Jean-Pierre Vial wrote:
Le Mardi 2 Septembre 2003 16:38, Silvio a Beccara a écrit :
Hi Frank,
after some time, I spotted the error. It doesn't have anything to do with arrays, but really with a negative sqrt argument in another place of the code, which I hadn't seen before.
I now have another problem: I need to extend the size of a dynamic vector, passed as VAR (i.e. by reference) to a procedure. I need to preserve the elements of the vector to be resized. I use NEW each time inside the procedure, and it works, but this fills up the stack very quickly, and I run out of memory. Do you have any suggestion?
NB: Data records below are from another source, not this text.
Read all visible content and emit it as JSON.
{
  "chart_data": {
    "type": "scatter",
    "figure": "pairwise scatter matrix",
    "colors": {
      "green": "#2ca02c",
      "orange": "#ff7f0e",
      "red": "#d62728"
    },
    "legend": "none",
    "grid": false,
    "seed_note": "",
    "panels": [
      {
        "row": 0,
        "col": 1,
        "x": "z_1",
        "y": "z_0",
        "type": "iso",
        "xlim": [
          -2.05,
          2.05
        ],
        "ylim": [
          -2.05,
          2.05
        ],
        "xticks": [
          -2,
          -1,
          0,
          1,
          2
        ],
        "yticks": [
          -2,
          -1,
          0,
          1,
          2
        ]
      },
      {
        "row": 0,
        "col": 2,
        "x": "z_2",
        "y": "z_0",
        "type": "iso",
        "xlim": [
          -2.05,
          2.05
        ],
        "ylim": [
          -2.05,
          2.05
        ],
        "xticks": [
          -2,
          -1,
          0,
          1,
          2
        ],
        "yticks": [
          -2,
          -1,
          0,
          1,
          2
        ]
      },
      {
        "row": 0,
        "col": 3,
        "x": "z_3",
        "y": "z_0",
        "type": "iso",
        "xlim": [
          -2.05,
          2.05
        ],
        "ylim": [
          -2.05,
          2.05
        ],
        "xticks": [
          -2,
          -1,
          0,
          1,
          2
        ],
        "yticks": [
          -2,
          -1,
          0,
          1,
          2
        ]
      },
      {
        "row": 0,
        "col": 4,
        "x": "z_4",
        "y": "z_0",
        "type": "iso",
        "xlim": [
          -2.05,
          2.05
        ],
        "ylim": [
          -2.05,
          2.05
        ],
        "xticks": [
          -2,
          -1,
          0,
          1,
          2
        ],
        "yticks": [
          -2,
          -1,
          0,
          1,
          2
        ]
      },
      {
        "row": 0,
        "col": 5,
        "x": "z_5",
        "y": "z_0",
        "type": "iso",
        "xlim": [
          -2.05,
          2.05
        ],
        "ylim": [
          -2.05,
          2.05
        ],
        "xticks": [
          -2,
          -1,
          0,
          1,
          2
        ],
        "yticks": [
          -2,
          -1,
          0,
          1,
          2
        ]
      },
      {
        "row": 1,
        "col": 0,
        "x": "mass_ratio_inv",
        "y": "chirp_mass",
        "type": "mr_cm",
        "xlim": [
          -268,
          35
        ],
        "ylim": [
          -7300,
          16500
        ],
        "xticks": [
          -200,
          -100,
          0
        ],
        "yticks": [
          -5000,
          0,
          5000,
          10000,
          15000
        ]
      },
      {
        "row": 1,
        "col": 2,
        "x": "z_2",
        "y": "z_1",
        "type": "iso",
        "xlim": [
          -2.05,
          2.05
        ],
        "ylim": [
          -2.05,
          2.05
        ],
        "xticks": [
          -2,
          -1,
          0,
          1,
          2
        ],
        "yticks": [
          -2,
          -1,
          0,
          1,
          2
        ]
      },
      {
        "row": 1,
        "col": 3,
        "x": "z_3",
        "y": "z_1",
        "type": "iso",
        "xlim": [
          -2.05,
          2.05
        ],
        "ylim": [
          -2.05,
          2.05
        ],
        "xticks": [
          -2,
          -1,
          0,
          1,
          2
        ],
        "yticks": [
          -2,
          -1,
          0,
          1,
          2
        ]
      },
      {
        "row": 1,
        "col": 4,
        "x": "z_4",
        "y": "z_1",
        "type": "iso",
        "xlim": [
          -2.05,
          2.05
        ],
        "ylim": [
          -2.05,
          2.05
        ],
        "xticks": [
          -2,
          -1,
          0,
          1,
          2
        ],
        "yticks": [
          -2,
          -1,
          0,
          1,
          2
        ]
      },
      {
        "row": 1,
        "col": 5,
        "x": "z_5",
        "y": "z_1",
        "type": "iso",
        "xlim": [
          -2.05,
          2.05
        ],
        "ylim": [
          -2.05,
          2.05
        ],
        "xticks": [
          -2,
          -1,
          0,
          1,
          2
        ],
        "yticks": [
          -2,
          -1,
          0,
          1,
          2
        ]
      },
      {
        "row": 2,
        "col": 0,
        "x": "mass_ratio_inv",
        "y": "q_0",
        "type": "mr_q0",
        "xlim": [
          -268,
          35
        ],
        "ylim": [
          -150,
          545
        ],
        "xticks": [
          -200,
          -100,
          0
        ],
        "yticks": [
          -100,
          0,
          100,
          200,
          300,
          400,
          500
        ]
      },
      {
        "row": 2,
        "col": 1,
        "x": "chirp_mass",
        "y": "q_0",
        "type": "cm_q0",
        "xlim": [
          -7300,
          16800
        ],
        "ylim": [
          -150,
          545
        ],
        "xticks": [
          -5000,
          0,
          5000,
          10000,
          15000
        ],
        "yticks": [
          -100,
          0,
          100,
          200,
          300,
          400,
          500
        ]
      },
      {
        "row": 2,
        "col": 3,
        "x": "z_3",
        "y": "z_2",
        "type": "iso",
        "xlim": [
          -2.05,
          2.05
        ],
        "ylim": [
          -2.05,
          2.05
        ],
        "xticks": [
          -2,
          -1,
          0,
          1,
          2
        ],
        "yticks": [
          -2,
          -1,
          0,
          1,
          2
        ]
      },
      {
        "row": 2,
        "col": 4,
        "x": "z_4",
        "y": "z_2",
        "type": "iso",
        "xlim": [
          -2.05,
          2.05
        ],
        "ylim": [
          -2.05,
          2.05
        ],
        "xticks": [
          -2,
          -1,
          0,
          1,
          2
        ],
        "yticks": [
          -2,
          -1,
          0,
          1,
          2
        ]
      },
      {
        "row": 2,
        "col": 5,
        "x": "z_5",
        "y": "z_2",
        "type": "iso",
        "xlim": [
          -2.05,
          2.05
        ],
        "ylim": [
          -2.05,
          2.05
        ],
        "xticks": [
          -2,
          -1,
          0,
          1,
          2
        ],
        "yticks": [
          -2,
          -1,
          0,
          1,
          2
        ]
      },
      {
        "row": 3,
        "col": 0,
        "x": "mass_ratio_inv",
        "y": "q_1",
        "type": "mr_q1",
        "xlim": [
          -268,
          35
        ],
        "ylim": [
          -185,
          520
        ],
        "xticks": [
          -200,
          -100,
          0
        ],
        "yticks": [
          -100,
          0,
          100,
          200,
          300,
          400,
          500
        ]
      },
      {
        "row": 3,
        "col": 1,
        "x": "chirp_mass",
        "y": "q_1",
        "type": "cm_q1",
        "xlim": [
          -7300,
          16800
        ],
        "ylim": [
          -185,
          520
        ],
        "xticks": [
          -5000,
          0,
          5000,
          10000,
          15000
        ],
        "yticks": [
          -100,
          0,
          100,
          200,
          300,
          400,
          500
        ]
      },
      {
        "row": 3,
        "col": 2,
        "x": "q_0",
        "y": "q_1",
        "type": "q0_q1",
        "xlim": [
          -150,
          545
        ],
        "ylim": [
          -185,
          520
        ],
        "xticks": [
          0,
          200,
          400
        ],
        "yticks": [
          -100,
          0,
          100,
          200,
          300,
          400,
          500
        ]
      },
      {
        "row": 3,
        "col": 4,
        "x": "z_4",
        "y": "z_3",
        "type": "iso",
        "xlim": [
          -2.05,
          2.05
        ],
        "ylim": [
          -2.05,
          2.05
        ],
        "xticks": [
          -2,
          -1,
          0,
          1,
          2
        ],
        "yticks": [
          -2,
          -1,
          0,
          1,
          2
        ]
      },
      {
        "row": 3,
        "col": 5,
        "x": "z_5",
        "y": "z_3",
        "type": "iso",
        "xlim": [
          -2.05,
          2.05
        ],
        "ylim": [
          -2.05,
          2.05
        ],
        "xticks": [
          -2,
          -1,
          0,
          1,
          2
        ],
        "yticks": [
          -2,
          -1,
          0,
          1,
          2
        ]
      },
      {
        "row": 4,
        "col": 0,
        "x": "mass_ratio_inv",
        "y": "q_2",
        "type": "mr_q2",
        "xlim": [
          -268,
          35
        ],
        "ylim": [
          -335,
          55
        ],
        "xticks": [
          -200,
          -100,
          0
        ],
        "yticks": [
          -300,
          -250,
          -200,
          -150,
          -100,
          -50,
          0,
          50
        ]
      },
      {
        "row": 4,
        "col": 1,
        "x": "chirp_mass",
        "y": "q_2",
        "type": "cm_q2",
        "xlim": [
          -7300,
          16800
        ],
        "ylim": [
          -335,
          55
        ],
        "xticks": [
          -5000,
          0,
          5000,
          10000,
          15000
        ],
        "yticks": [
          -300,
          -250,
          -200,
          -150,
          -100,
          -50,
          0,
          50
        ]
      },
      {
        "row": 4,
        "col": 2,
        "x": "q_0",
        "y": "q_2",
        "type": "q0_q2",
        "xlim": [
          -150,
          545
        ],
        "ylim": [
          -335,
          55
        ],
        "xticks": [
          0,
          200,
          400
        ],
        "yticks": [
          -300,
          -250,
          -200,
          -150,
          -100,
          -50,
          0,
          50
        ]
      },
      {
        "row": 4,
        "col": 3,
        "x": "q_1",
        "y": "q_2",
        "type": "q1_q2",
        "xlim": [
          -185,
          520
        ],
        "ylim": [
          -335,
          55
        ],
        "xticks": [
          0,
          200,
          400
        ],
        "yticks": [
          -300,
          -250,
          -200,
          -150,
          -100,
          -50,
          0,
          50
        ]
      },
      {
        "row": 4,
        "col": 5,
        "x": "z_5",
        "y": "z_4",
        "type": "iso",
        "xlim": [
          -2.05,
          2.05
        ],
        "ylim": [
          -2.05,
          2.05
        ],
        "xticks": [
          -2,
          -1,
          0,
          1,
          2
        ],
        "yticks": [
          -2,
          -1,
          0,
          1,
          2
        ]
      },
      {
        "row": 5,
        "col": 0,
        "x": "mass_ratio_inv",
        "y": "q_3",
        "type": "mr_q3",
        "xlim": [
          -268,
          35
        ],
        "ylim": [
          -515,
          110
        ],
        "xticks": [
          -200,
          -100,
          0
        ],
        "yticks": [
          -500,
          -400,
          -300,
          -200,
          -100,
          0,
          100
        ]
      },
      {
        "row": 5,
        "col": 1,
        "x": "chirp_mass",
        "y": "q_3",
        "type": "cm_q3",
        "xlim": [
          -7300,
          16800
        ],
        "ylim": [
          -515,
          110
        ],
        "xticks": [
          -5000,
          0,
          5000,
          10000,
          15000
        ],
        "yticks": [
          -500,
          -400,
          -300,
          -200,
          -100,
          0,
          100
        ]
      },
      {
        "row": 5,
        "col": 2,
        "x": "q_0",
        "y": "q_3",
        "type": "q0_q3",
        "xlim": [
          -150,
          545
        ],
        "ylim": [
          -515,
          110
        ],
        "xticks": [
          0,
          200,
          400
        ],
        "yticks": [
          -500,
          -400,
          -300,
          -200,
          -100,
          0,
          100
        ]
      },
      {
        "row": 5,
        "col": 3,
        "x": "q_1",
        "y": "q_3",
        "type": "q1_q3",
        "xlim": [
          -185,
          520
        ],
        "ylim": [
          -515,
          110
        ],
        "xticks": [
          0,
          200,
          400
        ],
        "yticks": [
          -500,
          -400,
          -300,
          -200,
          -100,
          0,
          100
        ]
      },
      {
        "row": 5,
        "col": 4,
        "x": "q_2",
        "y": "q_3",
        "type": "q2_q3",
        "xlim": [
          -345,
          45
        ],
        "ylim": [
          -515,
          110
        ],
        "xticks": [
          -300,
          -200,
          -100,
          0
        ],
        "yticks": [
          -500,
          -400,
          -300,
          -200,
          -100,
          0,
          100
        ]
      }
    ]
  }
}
I am not sure that I understand your problem; here is a possible solution to my interpretation of your message (dirty trick, will be hard to maintain in a few months, or by somebody else) 1 make sure that there exists only one thing pointing to your vector in the calling code. Let it be V
2 instead of passing the reference bizarre(var V: ... pass a pointer to it (it will be something much alike a pointer to a pointer) bizarre(addr(V) ... or something like that
3 inside your procedure, create your new vector, copy the relevant part of the old one into the new one, free the old one using the pointer, change V in the calling code so that it points to the new vector
The elements will be transferred from the old vector into the new one, so they are preserved, but the address of V will be changed,
You don't need the "dirty trick" for that. Passing the pointer by reference (`var Foo: BarPtr') will work the same. (That's what reference parameters are for.)
this is why you must be sure that it exists in only one place.
This restriction holds in both cases.
The occupation of the stack will not grow more than needed, but fragmentation may be as much a nuisance as occupation.
Actually, it's the heap (stack can never be fragmented, but you can't create persistent data on it).
Since this way (new, copy, dispose) is a little cumbersome, I've thought about a built-in resize mechanism. However, I see no reasonable way to do it for arbitrary schemata. It would be easy to do with some rather strong restrictions on the structure of the schema, e.g.: The only dependence on the (one) discriminant is the upper bound of an array which is the last field in the schema (which, in fact, is the case almost everywhere in my code where I'd like to have this mechanism). In this case, all that would be required (internally, besides modification of the discriminant) is a `realloc' call. In the worst case, this will do the same as new, copy, dispose, but often it's more efficient (sometimes very much more so, especially with large data structures).